Janos zmarszczył czoło i otworzył usta, ale zaraz zamknął je z powrotem. Wiedział już że siostra wymknęła się w miasto, a co miał zrobić poniewczasie - zabronić jej na przyszłość? Miał wrażenie że od czasu nieszczęsnego wyznania w łaźni coś się kruszy i zmienia, niestety nie na lepsze.
- Nie mamy więc co tutaj robić. Najważniejsze że nic ci się nie stało, mimo tego wszystkiego co się wydarzyło - powiedział wreszcie i odwrócił głowę, spoglądając przez okno.

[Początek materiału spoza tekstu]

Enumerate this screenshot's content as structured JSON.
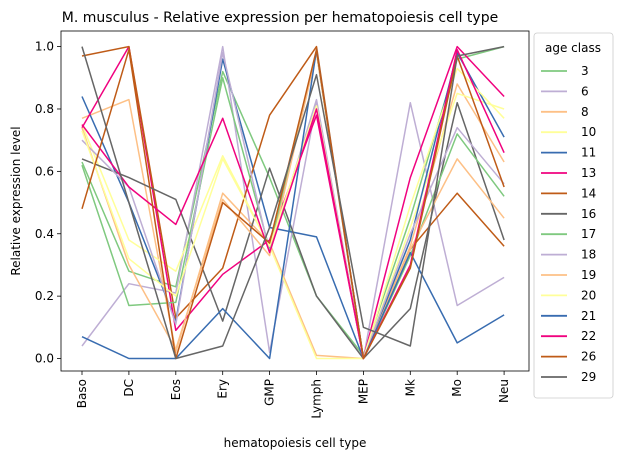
{
  "chart_data": {
    "type": "line",
    "title": "M. musculus - Relative expression per hematopoiesis cell type",
    "xlabel": "hematopoiesis cell type",
    "ylabel": "Relative expression level",
    "ylim": [
      -0.04,
      1.05
    ],
    "yticks": [
      "0.0",
      "0.2",
      "0.4",
      "0.6",
      "0.8",
      "1.0"
    ],
    "categories": [
      "Baso",
      "DC",
      "Eos",
      "Ery",
      "GMP",
      "Lymph",
      "MEP",
      "Mk",
      "Mo",
      "Neu"
    ],
    "legend_title": "age class",
    "legend_position": "outside-right",
    "grid": false,
    "series": [
      {
        "name": "3",
        "color": "#7fc97f",
        "values": [
          0.63,
          0.28,
          0.23,
          0.92,
          0.58,
          0.2,
          0.01,
          0.45,
          0.96,
          1.0
        ]
      },
      {
        "name": "6",
        "color": "#beaed4",
        "values": [
          0.04,
          0.24,
          0.21,
          1.0,
          0.02,
          0.82,
          0.0,
          0.82,
          0.17,
          0.26
        ]
      },
      {
        "name": "8",
        "color": "#fdc086",
        "values": [
          0.77,
          0.83,
          0.02,
          0.53,
          0.37,
          0.01,
          0.0,
          0.36,
          0.88,
          0.63
        ]
      },
      {
        "name": "10",
        "color": "#ffff99",
        "values": [
          0.75,
          0.38,
          0.28,
          0.65,
          0.36,
          0.0,
          0.0,
          0.42,
          0.85,
          0.8
        ]
      },
      {
        "name": "11",
        "color": "#386cb0",
        "values": [
          0.84,
          0.5,
          0.12,
          0.96,
          0.42,
          0.39,
          0.0,
          0.38,
          0.98,
          0.71
        ]
      },
      {
        "name": "13",
        "color": "#f0027f",
        "values": [
          0.74,
          1.0,
          0.09,
          0.27,
          0.38,
          0.78,
          0.0,
          0.58,
          1.0,
          0.84
        ]
      },
      {
        "name": "14",
        "color": "#bf5b17",
        "values": [
          0.97,
          1.0,
          0.13,
          0.29,
          0.78,
          1.0,
          0.0,
          0.35,
          0.53,
          0.36
        ]
      },
      {
        "name": "16",
        "color": "#666666",
        "values": [
          0.64,
          0.58,
          0.51,
          0.12,
          0.61,
          0.2,
          0.0,
          0.16,
          0.82,
          0.38
        ]
      },
      {
        "name": "17",
        "color": "#7fc97f",
        "values": [
          0.62,
          0.17,
          0.18,
          0.9,
          0.35,
          0.98,
          0.0,
          0.33,
          0.72,
          0.52
        ]
      },
      {
        "name": "18",
        "color": "#beaed4",
        "values": [
          0.7,
          0.55,
          0.11,
          0.98,
          0.34,
          0.83,
          0.0,
          0.4,
          0.74,
          0.56
        ]
      },
      {
        "name": "19",
        "color": "#fdc086",
        "values": [
          0.74,
          0.3,
          0.03,
          0.51,
          0.33,
          0.98,
          0.0,
          0.35,
          0.64,
          0.45
        ]
      },
      {
        "name": "20",
        "color": "#ffff99",
        "values": [
          0.73,
          0.32,
          0.2,
          0.64,
          0.36,
          0.81,
          0.0,
          0.49,
          0.93,
          0.77
        ]
      },
      {
        "name": "21",
        "color": "#386cb0",
        "values": [
          0.07,
          0.0,
          0.0,
          0.16,
          0.0,
          0.99,
          0.0,
          0.34,
          0.05,
          0.14
        ]
      },
      {
        "name": "22",
        "color": "#f0027f",
        "values": [
          0.75,
          0.55,
          0.43,
          0.77,
          0.34,
          0.8,
          0.0,
          0.3,
          0.99,
          0.66
        ]
      },
      {
        "name": "26",
        "color": "#bf5b17",
        "values": [
          0.48,
          0.99,
          0.0,
          0.5,
          0.37,
          0.99,
          0.0,
          0.29,
          0.97,
          0.55
        ]
      },
      {
        "name": "29",
        "color": "#666666",
        "values": [
          1.0,
          0.5,
          0.0,
          0.04,
          0.42,
          0.91,
          0.1,
          0.04,
          0.97,
          1.0
        ]
      }
    ]
  }
}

Wygodniej ułożył skrzydła okrywające go niczym ciemny płaszcz, a gdy się przeciągnął kolce na grzbiecie najeżyły się niczym ostrokół. Pomilczał przez chwilę - Zastanawiam się czy to wrażenie iż ktoś cię obserwuje nie oznacza pobratymców Latifiyah, zaalarmowanych przez nią i szpiegujących nas skrycie - odezwał się wreszcie w smoczej mowie. - A czy zapowiedź kataklizmu z kolei nie oznacza tych “Wielkich”.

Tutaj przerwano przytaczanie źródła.